Download Refuge Lost Book in PDF, ePub and Kindle

As more restrictive asylum policies are adopted around the world, Ghezelbash explores the implications for the international refugee protection regime.


AIDS and Accusation

AIDS and Accusation
Author: Paul Farmer
Publisher: Univ of California Press
Total Pages: 362
Release: 1992
Genre: Health & Fitness
ISBN: 9780520083431

Download AIDS and Accusation Book in PDF, ePub and Kindle

In this book ethnographic, historical and epidemiologic data are brought to bear on the subject of the Acquired Immune Deficiency Syndrome (AIDS) in Haiti. The forces that have helped to determine rates and pattern of spread of Human Immunodeficiency Virus (HIV) are examined, as are social responses to AIDS in rural and urban Haiti, and in parts of North America. History and its calculus of economic and symbolic power also help to explain why residents of a small village in rural Haiti came to understand AIDS in the manner that they did. Drawing on several years of fieldwork, the evolution of a cultural model of AIDS is traced.

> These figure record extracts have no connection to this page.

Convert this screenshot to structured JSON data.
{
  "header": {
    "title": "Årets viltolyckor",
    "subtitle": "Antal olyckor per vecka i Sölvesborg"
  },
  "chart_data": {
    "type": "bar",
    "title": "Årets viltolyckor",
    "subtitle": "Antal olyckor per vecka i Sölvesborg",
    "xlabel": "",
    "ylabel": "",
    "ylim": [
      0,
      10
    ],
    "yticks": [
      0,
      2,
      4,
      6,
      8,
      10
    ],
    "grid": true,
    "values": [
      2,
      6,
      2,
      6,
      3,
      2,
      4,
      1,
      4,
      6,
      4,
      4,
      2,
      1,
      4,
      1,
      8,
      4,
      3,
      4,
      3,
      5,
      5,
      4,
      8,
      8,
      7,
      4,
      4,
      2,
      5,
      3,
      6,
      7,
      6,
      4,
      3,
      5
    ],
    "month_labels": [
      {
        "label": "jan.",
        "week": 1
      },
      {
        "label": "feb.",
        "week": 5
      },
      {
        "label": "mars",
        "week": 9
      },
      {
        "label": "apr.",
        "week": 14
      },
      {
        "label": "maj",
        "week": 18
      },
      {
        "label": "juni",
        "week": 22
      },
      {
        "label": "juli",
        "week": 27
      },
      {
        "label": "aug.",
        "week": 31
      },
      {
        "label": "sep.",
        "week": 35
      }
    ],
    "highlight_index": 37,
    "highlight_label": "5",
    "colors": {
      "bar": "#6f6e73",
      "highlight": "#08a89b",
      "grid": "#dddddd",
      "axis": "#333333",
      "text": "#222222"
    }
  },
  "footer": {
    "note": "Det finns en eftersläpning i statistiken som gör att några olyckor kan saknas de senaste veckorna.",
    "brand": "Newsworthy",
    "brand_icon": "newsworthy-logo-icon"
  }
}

In a small village in rural Haiti, it was possible to document first the lack of such a model, and then the elaboration over time of a widely shared representation of AIDS. The experience of three villagers who died of complications of AIDS is examined in detail, and the importance of their suffering to the evolution of a cultural model is demonstrated. Epidemiologic and ethnographic studies are prefaced by a geographically broad historical analysis, which suggests the outlines of relations between a powerful center (the United States) and a peripheral client state (Haiti). These relations constitute an important part of a political-economic network termed the "West Atlantic system." The epidemiology of HIV and AIDS in Haiti and elsewhere in the Caribbean is reviewed, and the relation between the degree of involvement in the West Atlantic system and the prevalence of HIV is suggested. It is further suggested that the history of HIV in the Dominican Republic, Jamaica, Trinidad and Tobago, and the Bahamas is similar to that documented here for Haiti.


A Right to Flee

A Right to Flee
Author: Phil Orchard
Publisher: Cambridge University Press
Total Pages: 313
Release: 2014-10-09
Genre: History
ISBN: 1107076250

Download A Right to Flee Book in PDF, ePub and Kindle

This book examines the origins and evolution of refugee protection over the past four centuries.